Grabkrebse Probleme graben: Krebse im Garten loswerden

Grabkrebse Probleme graben: Krebse im Garten loswerden

Langusten sind in einigen Regionen ein saisonales Problem. Sie neigen dazu, während der Regenzeit in den Rasen zu graben, was unansehnlich sein kann und das Mähwerk beschädigen kann. Die Krebstiere sind nicht gefährlich und verletzen keinen anderen Teil des Rasens, aber oft sind ihre Höhlen Grund genug, um zu wünschen, dass sie verschwinden. Das Entfernen von Langusten ist nicht so einfach und sollte eigentlich mit der Umgestaltung Ihres Gartens beginnen. Versuchen Sie diese Tipps, um Krebse im Garten zu entfernen.

Flusskrebshügel in Rasen

Graben von Krebseproblemen sind in erster Linie lästig und wund. Diese Krebstiere ernähren sich von Detritus und was auch immer sie fangen können. Sie schädigen Landschaftspflanzen nicht, und ihre Höhlen schädigen nicht dauerhaft die Rasengraswurzeln.

Die größte Beschwerde ist die Krebsenhügel im Rasen. Diese sind nicht so zahlreich wie etwa Molche Hügel, aber sie können unansehnlich sein und eine Stolper- und Mähgefahr darstellen.

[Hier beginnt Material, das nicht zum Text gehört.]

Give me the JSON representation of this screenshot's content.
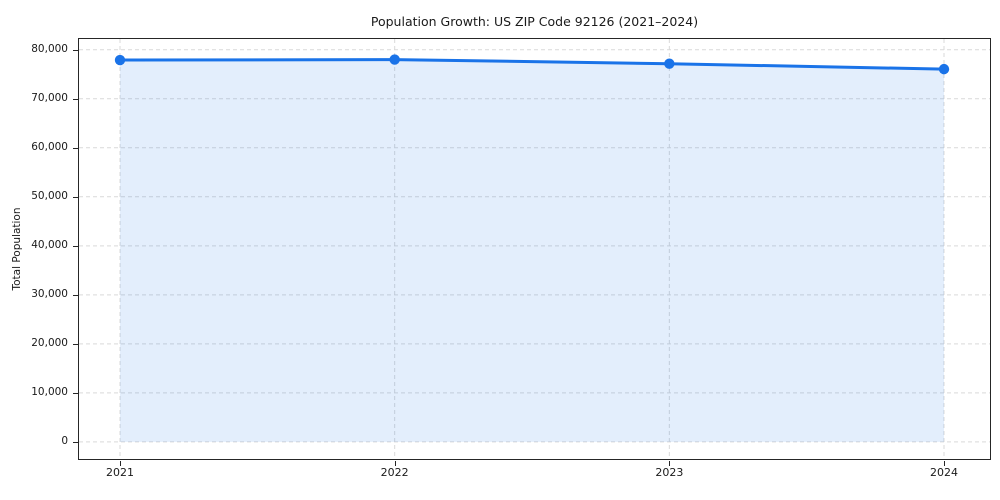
{
  "chart_data": {
    "type": "line",
    "title": "Population Growth: US ZIP Code 92126 (2021–2024)",
    "xlabel": "",
    "ylabel": "Total Population",
    "categories": [
      "2021",
      "2022",
      "2023",
      "2024"
    ],
    "series": [
      {
        "name": "Total Population",
        "values": [
          77900,
          78000,
          77150,
          76050
        ]
      }
    ],
    "yticks": [
      {
        "value": 0,
        "label": "0"
      },
      {
        "value": 10000,
        "label": "10,000"
      },
      {
        "value": 20000,
        "label": "20,000"
      },
      {
        "value": 30000,
        "label": "30,000"
      },
      {
        "value": 40000,
        "label": "40,000"
      },
      {
        "value": 50000,
        "label": "50,000"
      },
      {
        "value": 60000,
        "label": "60,000"
      },
      {
        "value": 70000,
        "label": "70,000"
      },
      {
        "value": 80000,
        "label": "80,000"
      }
    ],
    "ylim": [
      -3700,
      82400
    ],
    "grid": true,
    "legend": false,
    "marker": "circle",
    "fill_to_zero": true,
    "colors": {
      "line": "#1a73e8",
      "fill": "rgba(26,115,232,0.12)",
      "grid": "#d9d9d9",
      "spine": "#262626"
    }
  }
}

Wie Sie Krebse in Ihrem Garten loswerden

Wenn Sie eine haben Population terrestrischer Krebse, die in Ihrer Landschaft leben, können Sie versuchen, sie als einzigartige, wunderbare Kreatur zu betrachten, die Ihren Raum teilt, oder Sie können versuchen, sie loszuwerden. Wenn die Tiere in großer Zahl sind oder eine Gefahr darstellen, kann es erforderlich sein, Krebse zu entfernen.

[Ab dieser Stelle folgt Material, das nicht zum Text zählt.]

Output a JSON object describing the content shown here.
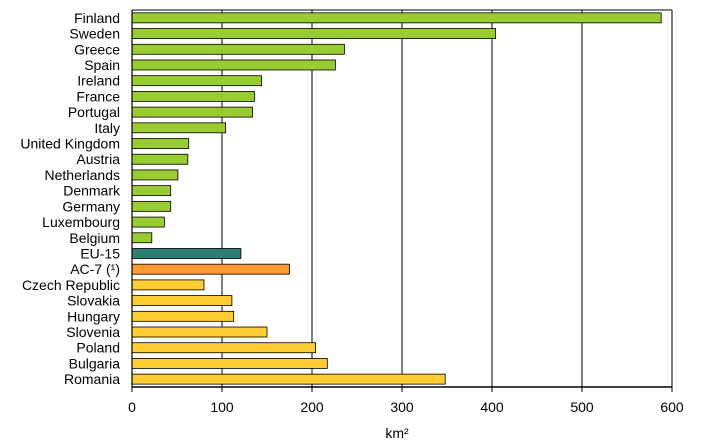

Als erstes sollten Sie bedenken, dass Sie durch Terra-Scaping eine unwirtlichere Gegend schaffen, sodass Krebse keine Moorgebiete für den Bau von Höhlen haben. Sie neigen dazu, die tief liegenden Bereiche des Gartens zu mögen, in denen sich das Wasser ablagert. Eine andere Möglichkeit besteht darin, feste Holz- oder Steinzäune zu installieren, die eng am Boden anliegen, dies kann jedoch kostspielig und zeitaufwändig sein.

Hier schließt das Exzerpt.